The Thermal Death Time Concept and Its Implications Revisited

Autor: Micha Peleg
Rok vydání: 2021
Předmět:
Zdroj: Food Engineering Reviews. 13:291-303
ISSN: 1866-7929
1866-7910
DOI: 10.1007/s12393-021-09279-8
Popis: Apart from actual incubation and/or testing, the mandated way to determine the microbial safety of thermally preserved foods is still anchored in the premise that the isothermal inactivation of bacterial cells and spore survival follows first-order kinetics. This is despite growing evidence to the contrary, and that the D value’s temperature-dependence too need not follow the log-linear model.

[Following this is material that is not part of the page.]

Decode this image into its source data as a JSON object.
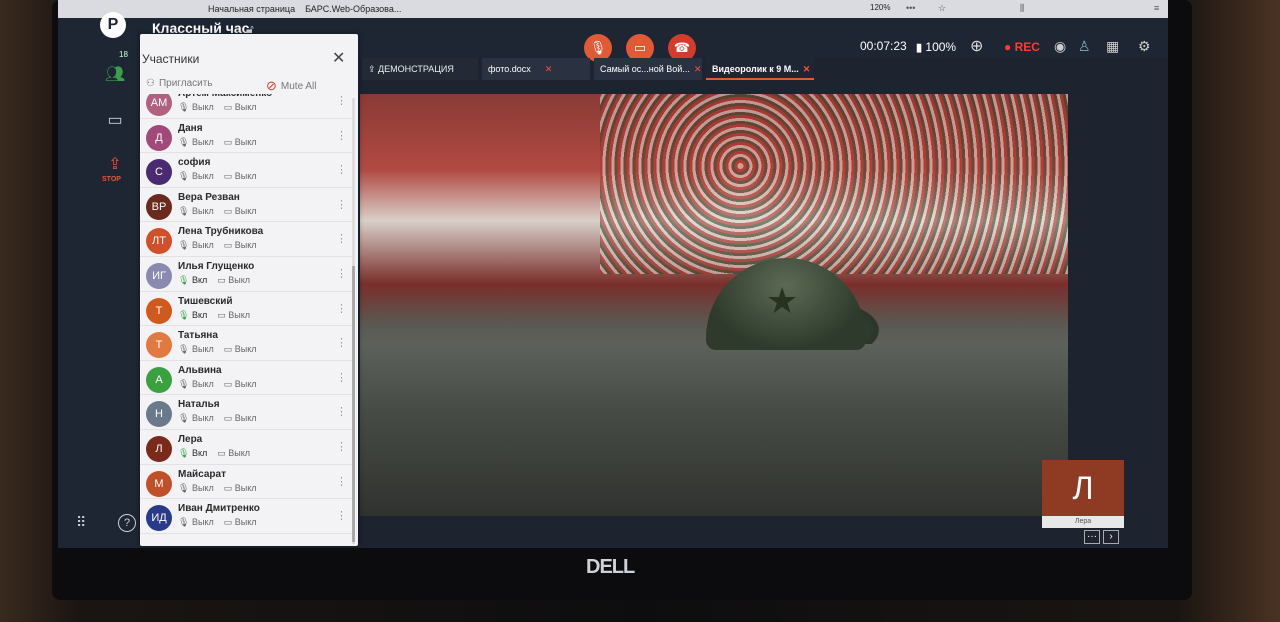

Also, for technical reasons, the experimental detection level of survival ratios is usually four to six orders of magnitudes higher than that expected to assure a safe product. The theoretical implications of such a gap combined with non-linear inactivation kinetics are explored through simulations with especially constructed mathematical survival models. One of these models produces apparently log-linear or Weibullian survival patterns above the detection despite having a definite thermal death time, while the other has a substantial asymptotic residual survival level albeit below the detection level. The simulations highlight the notion that there is not enough information in an experimental survival curve’s shape to allow its continuation to below the detection level. Thus any thermal death time determined by extrapolation has no logical basis and can lead to either underestimation or overestimation of the thermal process’s lethality depending on the model chosen to describe it. The analysis lends support to the notion that safety factors and efficacy criteria in thermal processes should be based on observable survival ratios and not on log-linear kinetics.